Below applications are running on Payloads:
atcafs-n10s4:~# ps -aef | grep ins
root 3379 1 21 11:34 ? 00:21:36 /hegw/gsw/bin/hms instantiate
root 3396 1 11 11:34 ? 00:11:49 /hegw/gsw/bin/mms instantiate
root 3410 1 2 11:34 ? 00:02:05 /hegw/gsw/bin/dra instantiate
root 3424 1 2 11:34 ? 00:02:15 /hegw/gsw/bin/bcm instantiate
Problem Detail:
When I killed the application (hms) with signal 11 "kill -11 3379 " , it
generates a core ( about size 7GB). Opensaf trying to restart the process in 60s , but by
that time my process was busy with writing the core and till then PID is active.

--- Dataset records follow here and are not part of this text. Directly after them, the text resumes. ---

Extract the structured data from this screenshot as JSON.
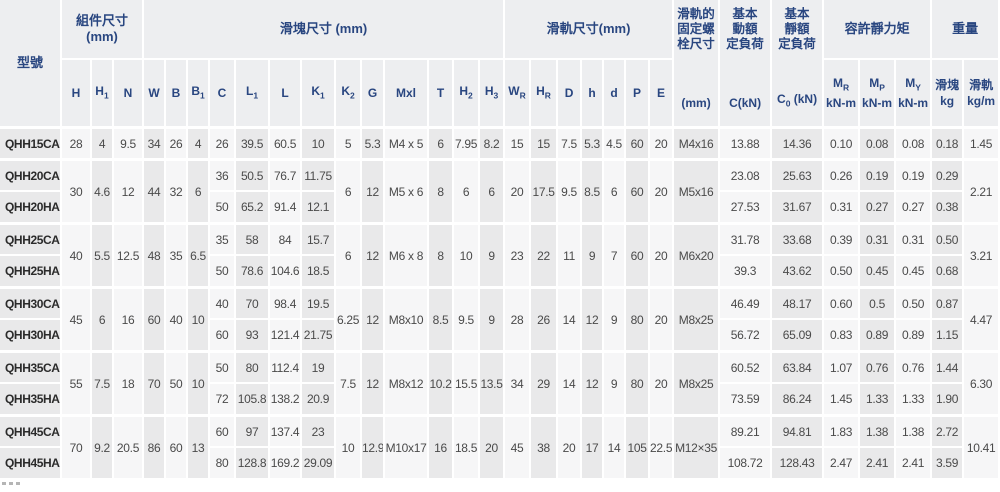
{
  "colors": {
    "header_bg": "#edeef0",
    "header_text": "#294680",
    "stripe_light": "#f6f6f7",
    "stripe_dark": "#e9e9ea",
    "separator": "#ffffff",
    "body_text": "#4a4a4a",
    "model_text": "#2b2b2b"
  },
  "header": {
    "model": "型號",
    "comp_group": "組件尺寸\n(mm)",
    "block_group": "滑塊尺寸 (mm)",
    "rail_group": "滑軌尺寸(mm)",
    "bolt_title": "滑軌的\n固定螺\n栓尺寸",
    "bolt_unit": "(mm)",
    "dyn_title": "基本\n動額\n定負荷",
    "dyn_unit": "C(kN)",
    "stat_title": "基本\n靜額\n定負荷",
    "stat_unit": "C_{0} (kN)",
    "moment_group": "容許靜力矩",
    "weight_group": "重量",
    "cols": [
      "H",
      "H_{1}",
      "N",
      "W",
      "B",
      "B_{1}",
      "C",
      "L_{1}",
      "L",
      "K_{1}",
      "K_{2}",
      "G",
      "Mxl",
      "T",
      "H_{2}",
      "H_{3}",
      "W_{R}",
      "H_{R}",
      "D",
      "h",
      "d",
      "P",
      "E"
    ],
    "moment_cols": [
      "M_{R}\nkN-m",
      "M_{P}\nkN-m",
      "M_{Y}\nkN-m"
    ],
    "weight_cols": [
      "滑塊\nkg",
      "滑軌\nkg/m"
    ]
  },
  "body": {
    "single": {
      "model": "QHH15CA",
      "H": "28",
      "H1": "4",
      "N": "9.5",
      "W": "34",
      "B": "26",
      "B1": "4",
      "C": "26",
      "L1": "39.5",
      "L": "60.5",
      "K1": "10",
      "K2": "5",
      "G": "5.3",
      "Mxl": "M4 x 5",
      "T": "6",
      "H2": "7.95",
      "H3": "8.2",
      "WR": "15",
      "HR": "15",
      "D": "7.5",
      "h": "5.3",
      "d": "4.5",
      "P": "60",
      "E": "20",
      "bolt": "M4x16",
      "Cdyn": "13.88",
      "C0": "14.36",
      "MR": "0.10",
      "MP": "0.08",
      "MY": "0.08",
      "wb": "0.18",
      "wr": "1.45"
    },
    "pairs": [
      {
        "shared": {
          "H": "30",
          "H1": "4.6",
          "N": "12",
          "W": "44",
          "B": "32",
          "B1": "6",
          "K2": "6",
          "G": "12",
          "Mxl": "M5 x 6",
          "T": "8",
          "H2": "6",
          "H3": "6",
          "WR": "20",
          "HR": "17.5",
          "D": "9.5",
          "h": "8.5",
          "d": "6",
          "P": "60",
          "E": "20",
          "bolt": "M5x16",
          "wr": "2.21"
        },
        "ca": {
          "model": "QHH20CA",
          "C": "36",
          "L1": "50.5",
          "L": "76.7",
          "K1": "11.75",
          "Cdyn": "23.08",
          "C0": "25.63",
          "MR": "0.26",
          "MP": "0.19",
          "MY": "0.19",
          "wb": "0.29"
        },
        "ha": {
          "model": "QHH20HA",
          "C": "50",
          "L1": "65.2",
          "L": "91.4",
          "K1": "12.1",
          "Cdyn": "27.53",
          "C0": "31.67",
          "MR": "0.31",
          "MP": "0.27",
          "MY": "0.27",
          "wb": "0.38"
        }
      },
      {
        "shared": {
          "H": "40",
          "H1": "5.5",
          "N": "12.5",
          "W": "48",
          "B": "35",
          "B1": "6.5",
          "K2": "6",
          "G": "12",
          "Mxl": "M6 x 8",
          "T": "8",
          "H2": "10",
          "H3": "9",
          "WR": "23",
          "HR": "22",
          "D": "11",
          "h": "9",
          "d": "7",
          "P": "60",
          "E": "20",
          "bolt": "M6x20",
          "wr": "3.21"
        },
        "ca": {
          "model": "QHH25CA",
          "C": "35",
          "L1": "58",
          "L": "84",
          "K1": "15.7",
          "Cdyn": "31.78",
          "C0": "33.68",
          "MR": "0.39",
          "MP": "0.31",
          "MY": "0.31",
          "wb": "0.50"
        },
        "ha": {
          "model": "QHH25HA",
          "C": "50",
          "L1": "78.6",
          "L": "104.6",
          "K1": "18.5",
          "Cdyn": "39.3",
          "C0": "43.62",
          "MR": "0.50",
          "MP": "0.45",
          "MY": "0.45",
          "wb": "0.68"
        }
      },
      {
        "shared": {
          "H": "45",
          "H1": "6",
          "N": "16",
          "W": "60",
          "B": "40",
          "B1": "10",
          "K2": "6.25",
          "G": "12",
          "Mxl": "M8x10",
          "T": "8.5",
          "H2": "9.5",
          "H3": "9",
          "WR": "28",
          "HR": "26",
          "D": "14",
          "h": "12",
          "d": "9",
          "P": "80",
          "E": "20",
          "bolt": "M8x25",
          "wr": "4.47"
        },
        "ca": {
          "model": "QHH30CA",
          "C": "40",
          "L1": "70",
          "L": "98.4",
          "K1": "19.5",
          "Cdyn": "46.49",
          "C0": "48.17",
          "MR": "0.60",
          "MP": "0.5",
          "MY": "0.50",
          "wb": "0.87"
        },
        "ha": {
          "model": "QHH30HA",
          "C": "60",
          "L1": "93",
          "L": "121.4",
          "K1": "21.75",
          "Cdyn": "56.72",
          "C0": "65.09",
          "MR": "0.83",
          "MP": "0.89",
          "MY": "0.89",
          "wb": "1.15"
        }
      },
      {
        "shared": {
          "H": "55",
          "H1": "7.5",
          "N": "18",
          "W": "70",
          "B": "50",
          "B1": "10",
          "K2": "7.5",
          "G": "12",
          "Mxl": "M8x12",
          "T": "10.2",
          "H2": "15.5",
          "H3": "13.5",
          "WR": "34",
          "HR": "29",
          "D": "14",
          "h": "12",
          "d": "9",
          "P": "80",
          "E": "20",
          "bolt": "M8x25",
          "wr": "6.30"
        },
        "ca": {
          "model": "QHH35CA",
          "C": "50",
          "L1": "80",
          "L": "112.4",
          "K1": "19",
          "Cdyn": "60.52",
          "C0": "63.84",
          "MR": "1.07",
          "MP": "0.76",
          "MY": "0.76",
          "wb": "1.44"
        },
        "ha": {
          "model": "QHH35HA",
          "C": "72",
          "L1": "105.8",
          "L": "138.2",
          "K1": "20.9",
          "Cdyn": "73.59",
          "C0": "86.24",
          "MR": "1.45",
          "MP": "1.33",
          "MY": "1.33",
          "wb": "1.90"
        }
      },
      {
        "shared": {
          "H": "70",
          "H1": "9.2",
          "N": "20.5",
          "W": "86",
          "B": "60",
          "B1": "13",
          "K2": "10",
          "G": "12.9",
          "Mxl": "M10x17",
          "T": "16",
          "H2": "18.5",
          "H3": "20",
          "WR": "45",
          "HR": "38",
          "D": "20",
          "h": "17",
          "d": "14",
          "P": "105",
          "E": "22.5",
          "bolt": "M12×35",
          "wr": "10.41"
        },
        "ca": {
          "model": "QHH45CA",
          "C": "60",
          "L1": "97",
          "L": "137.4",
          "K1": "23",
          "Cdyn": "89.21",
          "C0": "94.81",
          "MR": "1.83",
          "MP": "1.38",
          "MY": "1.38",
          "wb": "2.72"
        },
        "ha": {
          "model": "QHH45HA",
          "C": "80",
          "L1": "128.8",
          "L": "169.2",
          "K1": "29.09",
          "Cdyn": "108.72",
          "C0": "128.43",
          "MR": "2.47",
          "MP": "2.41",
          "MY": "2.41",
          "wb": "3.59"
        }
      }
    ]
  }
}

So opensaf failed with below error:
Aug 29 13:26:12 localhost kernel: grsec: From 172.16.10.1: signal 11 sent to
/hegw/gsw/bin/hms[hms:11902] uid/euid:0/0 gid/egid:0/0, parent
/sbin/init[init:1] uid/euid:0/0 gid/egid:0/0 by /bin/bash[bash:10442]

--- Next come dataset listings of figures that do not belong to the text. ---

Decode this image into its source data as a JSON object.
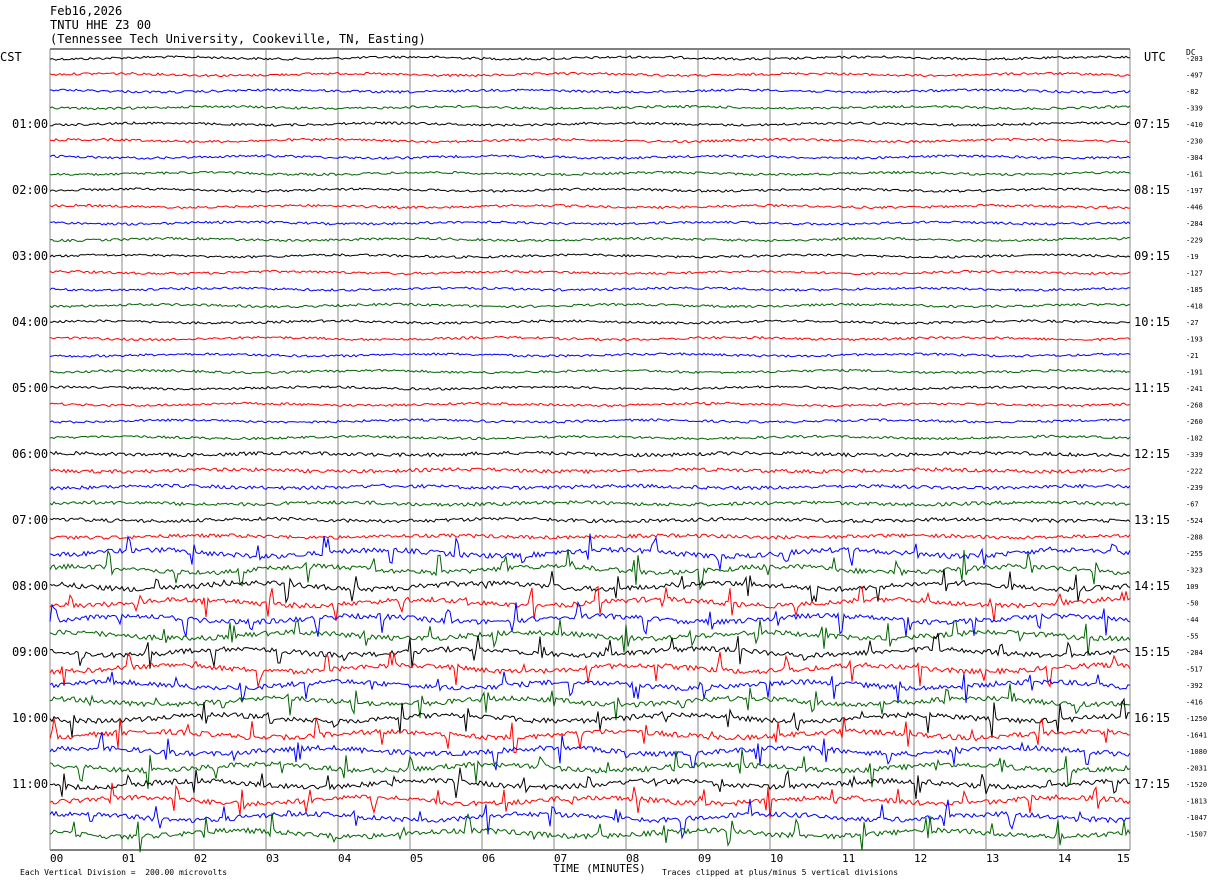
{
  "header": {
    "date": "Feb16,2026",
    "station": "TNTU HHE Z3 00",
    "location": "(Tennessee Tech University, Cookeville, TN, Easting)"
  },
  "left_label": "CST",
  "right_label": "UTC",
  "dc_label": "DC",
  "xlabel": "TIME (MINUTES)",
  "footer_left": "Each Vertical Division =  200.00 microvolts",
  "footer_right": "Traces clipped at plus/minus 5 vertical divisions",
  "chart_data": {
    "type": "line",
    "x_ticks": [
      "00",
      "01",
      "02",
      "03",
      "04",
      "05",
      "06",
      "07",
      "08",
      "09",
      "10",
      "11",
      "12",
      "13",
      "14",
      "15"
    ],
    "xlim": [
      0,
      15
    ],
    "trace_colors": [
      "#000000",
      "#ff0000",
      "#0000ff",
      "#006400"
    ],
    "left_hour_labels": [
      "01:00",
      "02:00",
      "03:00",
      "04:00",
      "05:00",
      "06:00",
      "07:00",
      "08:00",
      "09:00",
      "10:00",
      "11:00"
    ],
    "right_hour_labels": [
      "07:15",
      "08:15",
      "09:15",
      "10:15",
      "11:15",
      "12:15",
      "13:15",
      "14:15",
      "15:15",
      "16:15",
      "17:15"
    ],
    "dc_offsets": [
      "-203",
      "-497",
      "-82",
      "-339",
      "-410",
      "-230",
      "-304",
      "-161",
      "-197",
      "-446",
      "-284",
      "-229",
      "-19",
      "-127",
      "-185",
      "-418",
      "-27",
      "-193",
      "-21",
      "-191",
      "-241",
      "-268",
      "-260",
      "-102",
      "-339",
      "-222",
      "-239",
      "-67",
      "-524",
      "-288",
      "-255",
      "-323",
      "109",
      "-50",
      "-44",
      "-55",
      "-284",
      "-517",
      "-392",
      "-416",
      "-1250",
      "-1641",
      "-1080",
      "-2031",
      "-1520",
      "-1813",
      "-1047",
      "-1507"
    ]
  }
}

uid/euid:0/0 gid/egid:0/0, parent /bin/login[login:10441] uid/euid:0/0
gid/egid:0/0
Aug 29 13:26:27 localhost osafamfnd[11779]:
'safComp=HMSComp_n10s4,safSu=SU-n10s4,safSg=HenbGw-SG,safApp=HenbGwApp_PL_n10s4'
faulted due to 'healthCheckcallbackTimeout' : Recovery is 'componentRestart'
Aug 29 13:26:27 localhost AMF_DEMO: CMD=cleanup
Aug 29 13:26:27 localhost AMF_DEMO_VAR: AMF_DEMO_VAR4=COMP1_VALUE4
Aug 29 13:26:27 localhost AMF_DEMO_VAR: AMF_DEMO_VAR1=CT_VALUE1
Aug 29 13:26:27 localhost AMF_DEMO_VAR: AMF_DEMO_VAR2=COMP1_OVERLOAD_VALUE2
Aug 29 13:26:27 localhost AMF_DEMO_VAR: AMF_DEMO_VAR3=COMP1_VALUE3
Aug 29 13:26:37 localhost osafamfnd[11779]: Cleanup of
'safComp=HMSComp_n10s4,safSu=SU-n10s4,safSg=HenbGw-SG,safApp=HenbGwApp_PL_n10s4'
failed
Aug 29 13:26:37 localhost osafamfnd[11779]: Reason:'Script did not exit within
time'
Aug 29 13:26:37 localhost osafamfnd[11779]: SU Failover trigerred for
'safSu=SU-n10s4,safSg=HenbGw-SG,safApp=HenbGwApp_PL_n10s4': Failed component:
'safComp=HMSComp_n10s4,safSu=SU-n10s4,safSg=HenbGw-SG,safApp=HenbGwApp_PL_n10s4'
Aug 29 13:26:37 localhost osafamfnd[11779]:
'safSu=SU-n10s4,safSg=HenbGw-SG,safApp=HenbGwApp_PL_n10s4' Presence State
INSTANTIATED => TERMINATION_FAILED
Aug 29 13:26:37 localhost osafamfnd[11779]: Assigning
'safSi=HenbGw,safApp=HenbGwApp_PL_n10s4' QUIESCED to
'safSu=SU-n10s4,safSg=HenbGw-SG,safApp=HenbGwApp_PL_n10s4'
Aug 29 13:26:37 localhost osafamfnd[11779]: Assigned
'safSi=HenbGw,safApp=HenbGwApp_PL_n10s4' QUIESCED to
'safSu=SU-n10s4,safSg=HenbGw-SG,safApp=HenbGwApp_PL_n10s4'
Aug 29 13:26:37 localhost osafamfnd[11779]: Removing
'safSi=HenbGw,safApp=HenbGwApp_PL_n10s4' from
'safSu=SU-n10s4,safSg=HenbGw-SG,safApp=HenbGwApp_PL_n10s4'
Aug 29 13:26:37 localhost osafamfnd[11779]: Removed
'safSi=HenbGw,safApp=HenbGwApp_PL_n10s4' from
'safSu=SU-n10s4,safSg=HenbGw-SG,safApp=HenbGwApp_PL_n10s4'
I have given a try by modifying "OPENSAF_TERMTIMEOUT=1000" in nid.conf file.